Evaluation of the honorary probation officer service in Victoria

Criminology Research Council grant ; (4/78)

The grant for this study was made in 1978 to Professor Ronald Henderson in his capacity as Chairman of the Volunteer Resource Centre, a body established by the Victorian Council of Social Services. The research was undertaken by Mr M. Dumais who then held the position of Director of the Centre.

The actual research was largely undertaken in the late 70s, a time when volunteerism was undergoing rapid change. At that time the development of welfare and correctional services were leading to probation being seen less as a remedial program and more as a community-based service. The study reflected these changes and highlighted a form of volunteer activity which had a clear community service role while at the same time provided for the personal growth of the individuals involved.

The aim of the project was to determine the relative health of the honorary probation officer system in Victoria. The study concentrated on the providers of the service and their understanding of the objectives of probation. It did not ascertain whether those objectives were relevant or whether they were achieved. The study was conducted more in a spirit of organisational development than of pure research.

The basic information was obtained from questionnaires completed by 470 honorary and 54 stipendiary probation officers as well as 18 regional superintendents, and a series of structured workshops were conducted. One product of the project was a manual for program coordinators which aimed to increase the effectiveness of honorary probation officers. This manual is appended to the final report of the project.

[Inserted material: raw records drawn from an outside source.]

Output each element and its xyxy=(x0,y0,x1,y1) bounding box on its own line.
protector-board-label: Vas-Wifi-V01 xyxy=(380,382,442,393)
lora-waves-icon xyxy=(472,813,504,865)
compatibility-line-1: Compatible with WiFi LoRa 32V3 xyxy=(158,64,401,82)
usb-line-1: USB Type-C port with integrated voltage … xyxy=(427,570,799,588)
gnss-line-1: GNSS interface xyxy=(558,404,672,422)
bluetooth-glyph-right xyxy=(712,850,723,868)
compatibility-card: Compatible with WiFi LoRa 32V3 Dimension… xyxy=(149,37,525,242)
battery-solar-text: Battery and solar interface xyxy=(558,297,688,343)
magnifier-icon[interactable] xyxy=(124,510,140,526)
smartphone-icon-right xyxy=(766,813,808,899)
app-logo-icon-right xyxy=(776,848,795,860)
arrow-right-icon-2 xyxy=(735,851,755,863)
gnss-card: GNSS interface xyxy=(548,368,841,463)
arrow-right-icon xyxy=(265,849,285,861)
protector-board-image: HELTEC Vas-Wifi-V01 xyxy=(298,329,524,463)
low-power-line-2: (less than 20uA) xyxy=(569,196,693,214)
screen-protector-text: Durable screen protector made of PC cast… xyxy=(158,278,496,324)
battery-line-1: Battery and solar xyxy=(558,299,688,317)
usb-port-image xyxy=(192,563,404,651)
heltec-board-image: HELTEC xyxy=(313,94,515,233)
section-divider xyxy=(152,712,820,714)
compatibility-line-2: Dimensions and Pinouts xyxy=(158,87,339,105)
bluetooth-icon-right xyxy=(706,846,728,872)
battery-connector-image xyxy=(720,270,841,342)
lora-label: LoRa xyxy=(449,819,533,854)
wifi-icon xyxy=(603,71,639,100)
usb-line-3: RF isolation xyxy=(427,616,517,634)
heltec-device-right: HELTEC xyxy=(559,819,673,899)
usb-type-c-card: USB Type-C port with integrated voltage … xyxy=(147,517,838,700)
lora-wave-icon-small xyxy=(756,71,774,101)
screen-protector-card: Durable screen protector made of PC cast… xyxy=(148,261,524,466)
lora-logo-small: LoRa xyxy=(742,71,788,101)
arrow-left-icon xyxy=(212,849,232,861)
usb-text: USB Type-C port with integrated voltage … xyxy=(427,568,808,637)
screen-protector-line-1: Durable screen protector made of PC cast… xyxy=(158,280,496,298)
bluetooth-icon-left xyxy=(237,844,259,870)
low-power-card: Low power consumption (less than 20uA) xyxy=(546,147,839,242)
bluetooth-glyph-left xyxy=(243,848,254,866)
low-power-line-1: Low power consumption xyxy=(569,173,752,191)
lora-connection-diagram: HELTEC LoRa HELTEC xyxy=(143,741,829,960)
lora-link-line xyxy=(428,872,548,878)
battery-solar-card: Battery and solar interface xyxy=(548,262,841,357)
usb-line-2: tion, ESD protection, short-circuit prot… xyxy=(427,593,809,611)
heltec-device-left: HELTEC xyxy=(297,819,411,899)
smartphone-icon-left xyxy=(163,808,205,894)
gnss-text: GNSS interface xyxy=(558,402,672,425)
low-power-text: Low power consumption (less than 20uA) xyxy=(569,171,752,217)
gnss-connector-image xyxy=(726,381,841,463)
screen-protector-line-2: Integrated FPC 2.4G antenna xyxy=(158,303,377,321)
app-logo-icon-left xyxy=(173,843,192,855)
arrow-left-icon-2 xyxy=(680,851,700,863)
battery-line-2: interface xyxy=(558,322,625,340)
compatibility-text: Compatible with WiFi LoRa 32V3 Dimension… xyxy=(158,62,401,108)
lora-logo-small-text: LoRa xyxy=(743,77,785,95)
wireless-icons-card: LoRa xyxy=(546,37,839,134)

The study found that there was a lack of clarity at all levels as to what probation was meant to achieve, and there was confusion about who was meant to do what for whom. There was also a lack of documentation on the effectiveness of probation services. These problems were found to be exacerbated by the restructuring of the Department of Community Welfare Services that also occurred at that time.

Throughout the course of the study it was found that there was a great deal of willingness to explore and discuss these issues in a constructive manner. The role of the Probation Officers Association of Victoria was seen as central to the achievement of needed change. Since that time other changes have occurred, most notably the establishment of a separate Office of Corrections. The lessons learned from this study are still relevant to the use of volunteers within the new structure, but further research would be needed to establish whether or not all of the conflicts have been satisfactorily resolved.